# Anyone In Eastern Subs Able To Swap Bb Pale For Import Malt?



## Brewmeister70 (19/3/08)

I'm trying to make a Cooper Pale Ale clone over Easter but can't find a small enough quantity of Barrett Burston pale malt (5kg). All the retailers seem to carry JWM, which tastes different to my palate.

I have Bairds Maris Otter pale ale malt to swap or Weyermann's pils malt if anyone can help.

Travelling to your brewery is no problem (I live in Croydon, Vic)- I'm a desparate man!


----------



## johnno (19/3/08)

Hi Brewmeister70,
I'll happily give you as many kilos as you need. I don't want anything for it.

Only problem for you is that I am in Werribee. If you are willing to make the trip you can have it.

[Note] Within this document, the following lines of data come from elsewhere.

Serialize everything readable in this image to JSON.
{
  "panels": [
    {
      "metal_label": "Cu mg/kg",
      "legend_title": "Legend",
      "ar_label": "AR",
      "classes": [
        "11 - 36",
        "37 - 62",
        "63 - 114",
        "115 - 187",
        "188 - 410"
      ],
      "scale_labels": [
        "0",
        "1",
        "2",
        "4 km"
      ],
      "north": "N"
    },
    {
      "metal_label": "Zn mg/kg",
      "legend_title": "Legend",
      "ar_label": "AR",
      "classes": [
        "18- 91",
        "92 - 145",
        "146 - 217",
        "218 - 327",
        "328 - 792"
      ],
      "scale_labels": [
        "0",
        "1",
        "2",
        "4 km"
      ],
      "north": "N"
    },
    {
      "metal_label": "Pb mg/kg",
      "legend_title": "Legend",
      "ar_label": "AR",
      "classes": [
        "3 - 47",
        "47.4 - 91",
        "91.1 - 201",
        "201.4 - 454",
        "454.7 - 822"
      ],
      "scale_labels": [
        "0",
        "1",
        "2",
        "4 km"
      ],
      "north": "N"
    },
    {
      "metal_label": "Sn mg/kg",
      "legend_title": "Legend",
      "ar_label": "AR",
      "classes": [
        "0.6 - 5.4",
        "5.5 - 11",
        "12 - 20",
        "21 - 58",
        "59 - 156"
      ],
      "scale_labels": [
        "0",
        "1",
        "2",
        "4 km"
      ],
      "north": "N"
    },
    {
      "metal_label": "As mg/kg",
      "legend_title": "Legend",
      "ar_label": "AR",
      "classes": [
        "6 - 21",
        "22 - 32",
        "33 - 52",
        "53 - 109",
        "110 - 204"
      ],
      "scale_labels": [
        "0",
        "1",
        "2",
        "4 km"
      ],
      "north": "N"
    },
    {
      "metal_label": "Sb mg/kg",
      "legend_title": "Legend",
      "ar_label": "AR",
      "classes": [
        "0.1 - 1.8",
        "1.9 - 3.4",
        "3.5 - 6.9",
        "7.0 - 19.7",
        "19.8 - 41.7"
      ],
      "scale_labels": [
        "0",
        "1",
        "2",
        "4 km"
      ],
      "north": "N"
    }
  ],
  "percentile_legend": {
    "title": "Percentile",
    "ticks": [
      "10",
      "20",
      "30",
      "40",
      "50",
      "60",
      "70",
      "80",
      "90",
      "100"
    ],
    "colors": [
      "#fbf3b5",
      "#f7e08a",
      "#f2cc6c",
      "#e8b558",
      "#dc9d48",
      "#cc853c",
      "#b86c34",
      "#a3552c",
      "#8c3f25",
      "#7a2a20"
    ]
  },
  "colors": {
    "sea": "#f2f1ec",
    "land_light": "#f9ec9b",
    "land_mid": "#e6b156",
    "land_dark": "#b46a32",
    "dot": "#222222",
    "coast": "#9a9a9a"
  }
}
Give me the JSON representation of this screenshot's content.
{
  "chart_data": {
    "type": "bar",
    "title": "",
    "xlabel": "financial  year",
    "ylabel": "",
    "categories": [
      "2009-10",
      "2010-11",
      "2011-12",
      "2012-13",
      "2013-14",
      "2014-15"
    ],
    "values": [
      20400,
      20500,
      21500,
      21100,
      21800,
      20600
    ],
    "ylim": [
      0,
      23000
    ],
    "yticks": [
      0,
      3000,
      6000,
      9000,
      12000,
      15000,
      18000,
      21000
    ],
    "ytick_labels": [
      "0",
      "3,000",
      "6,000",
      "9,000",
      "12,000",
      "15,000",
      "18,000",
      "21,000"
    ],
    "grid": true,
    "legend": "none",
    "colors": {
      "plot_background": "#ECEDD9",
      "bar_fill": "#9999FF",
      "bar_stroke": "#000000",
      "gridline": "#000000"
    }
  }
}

Too bad it wasn't last weekend as I was in Mooroolbark all Saturday and could have bought it with me.

cheers
johnno


----------



## Brewmeister70 (20/3/08)

tHANKS jOHNNO

I will find out tonight when I get access to a car and reply then as to when I will be able to visit your brewery.

Are you sure you don't want any of my malt? I'd bring a beer but it's all fermenting or in a keg - a commercial one will have to suffice.

Message me with your address.

Thanks so much, 

Ian.


----------